Not sure how you extrapolated his statement into this. Chinese people can feed themselves by working, or have their kids feed them if they make money. But they're certainly not getting welfare checks or social security or medicare. Because that money goes to China's big $2 trillion savings fund.
60% of Libya's GDP comes from oil reserve and it has a 25% unemployment rate. I think China's biggest worry is inflation and people buying vastly overpriced real estate and assuming its a "safe asset" for their financial savings.

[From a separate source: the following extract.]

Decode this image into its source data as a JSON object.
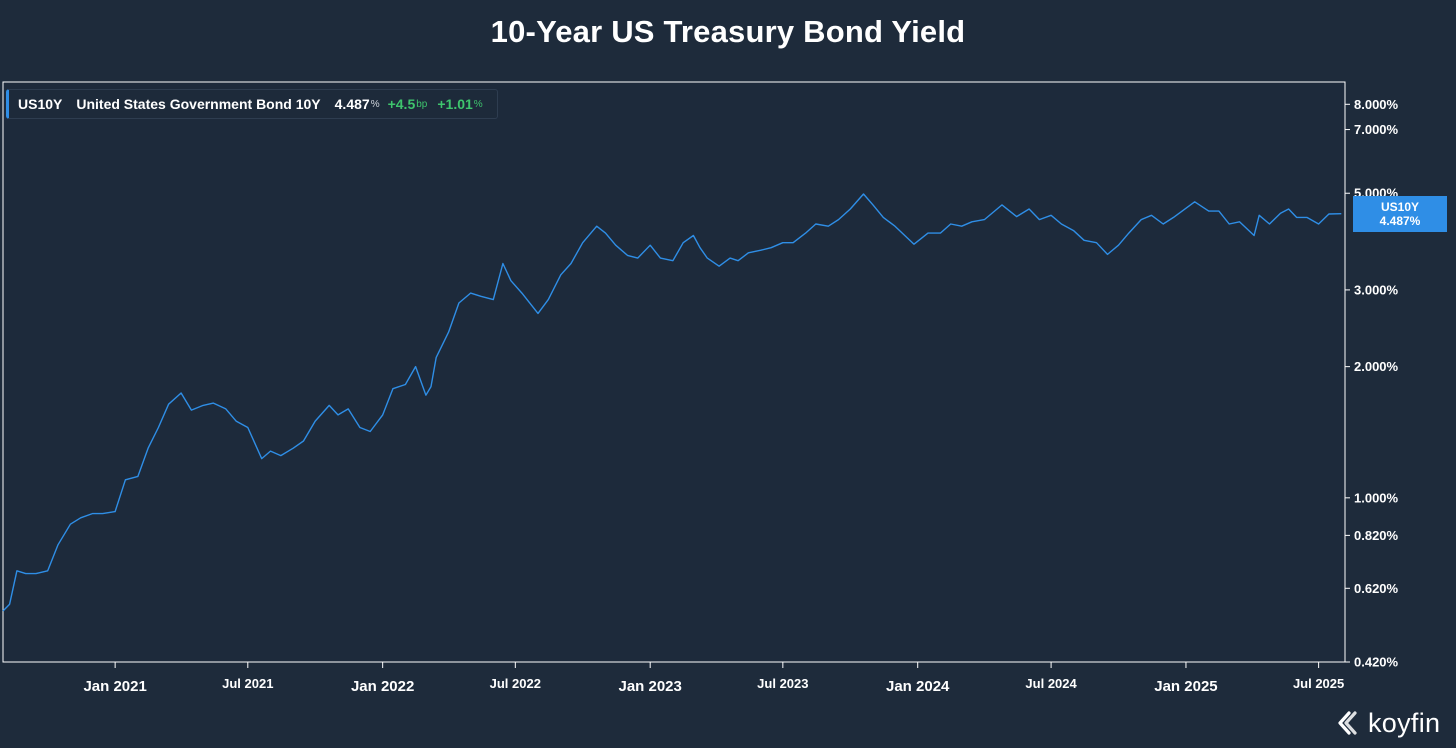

I agree with you to some extent but the PRC is much larger than any of the other Asian Tigers. Consider Singapore both built up infrastructure and a consumerist culture but it has to be export driven since it is so small of a country. The PRC though is vast enough that they can build up their consumer markets. My impression of the PRC from my recent visit is that they are in a transition phase from depending on exports to having a strong domestic market. There has been a lot of talk that the PRC has lost its overwhelming export edge regarding cheap labor so that many companies now are even relocating back to the US and even Chinese companies are building facilities in the US for the US market. That leaves still leaves a giant domestic market whose standard of living is rising on average daily. I think that is a big question and a topic that came up in a private discussion with one of my Chinese host. Right now the feeling is the government will step in and some of that huge cash reserve will be for helping the the elderly. Keep in mind Chinese workers and their employers do already pay into something like a social security fund but how good it is I didn't hear.
Your info is a bit outdated. China now actually have social security and nearly universal health care, even in rural area. The co-pay for peasants for major medical procedures are still high (20% -50%), but it is much better than before.
Cost of living in Chinese cities is ridiculously expensive right now after years of record inflation. Indeed, many people are saying the currency is now overvalued.
My personal opinion, not grounded but I actually think China needs a large population of it's migrant workforce to provide the cheap labor to support its growing standard of living of the middle class in the cities. The population is too large to have too much foreign cheap illegal labors like U.S. does with Mexico but if they can have a similar system between it's rural and urban populations, it can work.
If the currency is overvalued, things would be cheaper in China due to the fact that you can buy more with one yuan. The fact that they're keeping it artificially low is what's causing inflation.
That is what is happening currently, but as the standard of living in rural area rises, there will be less and less people willing to work as migrant workers in the cities. China still have plenty of poor farmers willing to work as migrant workers in the near future.
Overvalued w.r.t. to US $. Things in China is getting more expensive than in US. So the exchange ratio for RMB/USD is no longer low as so many people claimed in the US.